Quick Start User Guide
Overview
The Simple Linux Utility for Resource Management (SLURM) is an open source, fault-tolerant, and highly scalable cluster management and job scheduling system for large and small Linux clusters. SLURM requires no kernel modifications for its operation and is relatively self-contained. As a cluster resource manager, SLURM has three key functions. First, it allocates exclusive and/or non-exclusive access to resources (compute nodes) to users for some duration of time so they can perform work. Second, it provides a framework for starting, executing, and monitoring work (normally a parallel job) on the set of allocated nodes. Finally, it arbitrates conflicting requests for resources by managing a queue of pending work.
Architecture
As depicted in Figure 1, SLURM consists of a slurmd daemon running on each compute node and a central slurmctld daemon running on a management node (with optional fail-over twin). The slurmd daemons provide fault-tolerant hierarchical communciations. The user commands include: salloc, sattach, sbatch, sbcast, scancel, sinfo, srun, smap, squeue, and scontrol. All of the commands can run anywhere in the cluster.

Figure 1. SLURM components
The entities managed by these SLURM daemons, shown in Figure 2, include nodes, the compute resource in SLURM, partitions, which group nodes into logical sets, jobs, or allocations of resources assigned to a user for a specified amount of time, and job steps, which are sets of (possibly parallel) tasks within a job. The partitions can be considered job queues, each of which has an assortment of constraints such as job size limit, job time limit, users permitted to use it, etc. Priority-ordered jobs are allocated nodes within a partition until the resources (nodes, processors, memory, etc.) within that partition are exhausted. Once a job is assigned a set of nodes, the user is able to initiate parallel work in the form of job steps in any configuration within the allocation. For instance, a single job step may be started that utilizes all nodes allocated to the job, or several job steps may independently use a portion of the allocation.

Figure 2. SLURM entities
Commands
Man pages exist for all SLURM daemons, commands, and API functions. The command option --help also provides a brief summary of options. Note that the command options are all case insensitive.

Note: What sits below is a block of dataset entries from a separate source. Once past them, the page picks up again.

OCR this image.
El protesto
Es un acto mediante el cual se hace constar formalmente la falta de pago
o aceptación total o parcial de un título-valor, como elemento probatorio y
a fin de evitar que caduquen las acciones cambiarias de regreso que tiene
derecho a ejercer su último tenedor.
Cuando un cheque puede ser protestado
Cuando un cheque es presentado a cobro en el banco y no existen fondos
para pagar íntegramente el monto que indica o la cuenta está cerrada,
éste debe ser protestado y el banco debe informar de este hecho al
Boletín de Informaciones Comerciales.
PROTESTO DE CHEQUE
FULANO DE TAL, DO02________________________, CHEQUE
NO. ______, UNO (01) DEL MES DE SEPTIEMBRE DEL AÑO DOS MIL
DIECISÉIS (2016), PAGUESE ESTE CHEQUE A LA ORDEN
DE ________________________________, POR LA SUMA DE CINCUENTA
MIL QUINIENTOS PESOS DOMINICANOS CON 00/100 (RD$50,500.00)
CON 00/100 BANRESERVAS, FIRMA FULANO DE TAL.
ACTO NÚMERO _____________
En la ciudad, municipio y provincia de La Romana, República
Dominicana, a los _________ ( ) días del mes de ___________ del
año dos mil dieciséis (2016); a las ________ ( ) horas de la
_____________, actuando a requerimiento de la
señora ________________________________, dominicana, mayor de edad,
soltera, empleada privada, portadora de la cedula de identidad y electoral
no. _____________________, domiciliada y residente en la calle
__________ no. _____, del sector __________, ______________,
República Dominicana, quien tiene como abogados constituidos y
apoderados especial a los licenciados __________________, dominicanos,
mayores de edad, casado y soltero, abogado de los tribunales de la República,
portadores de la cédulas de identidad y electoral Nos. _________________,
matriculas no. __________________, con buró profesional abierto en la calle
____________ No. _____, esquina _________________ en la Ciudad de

salloc is used to allocate resources for a job in real time. Typically this is used to allocate resources and spawn a shell. The shell is then used to execute srun commands to launch parallel tasks.
sattach is used to attach standard input, output, and error plus signal capabilities to a currently running job or job step. One can attach to and detach from jobs multiple times.
sbatch is used to submit a job script for later execution. The script will typically contain one or more srun commands to launch parallel tasks.
sbcast is used to transfer a file from local disk to local disk on the nodes allocated to a job. This can be used to effectively use diskless compute nodes or provide improved performance relative to a shared file system.
scancel is used to cancel a pending or running job or job step. It can also be used to send an arbitrary signal to all processes associated with a running job or job step.
scontrol is the administrative tool used to view and/or modify SLURM state. Note that many scontrol commands can only be executed as user root.
sinfo reports the state of partitions and nodes managed by SLURM. It has a wide variety of filtering, sorting, and formatting options.
squeue reports the state of jobs or job steps. It has a wide variety of filtering, sorting, and formatting options. By default, it reports the running jobs in priority order and then the pending jobs in priority order.
srun is used to submit a job for execution or initiate job steps in real time. srun has a wide variety of options to specify resource requirements, including: minimum and maximum node count, processor count, specific nodes to use or not use, and specific node characteristics (so much memory, disk space, certain required features, etc.). A job can contain multiple job steps executing sequentially or in parallel on independent or shared nodes within the job's node allocation.
smap reports state information for jobs, partitions, and nodes managed by SLURM, but graphically displays the information to reflect network topology.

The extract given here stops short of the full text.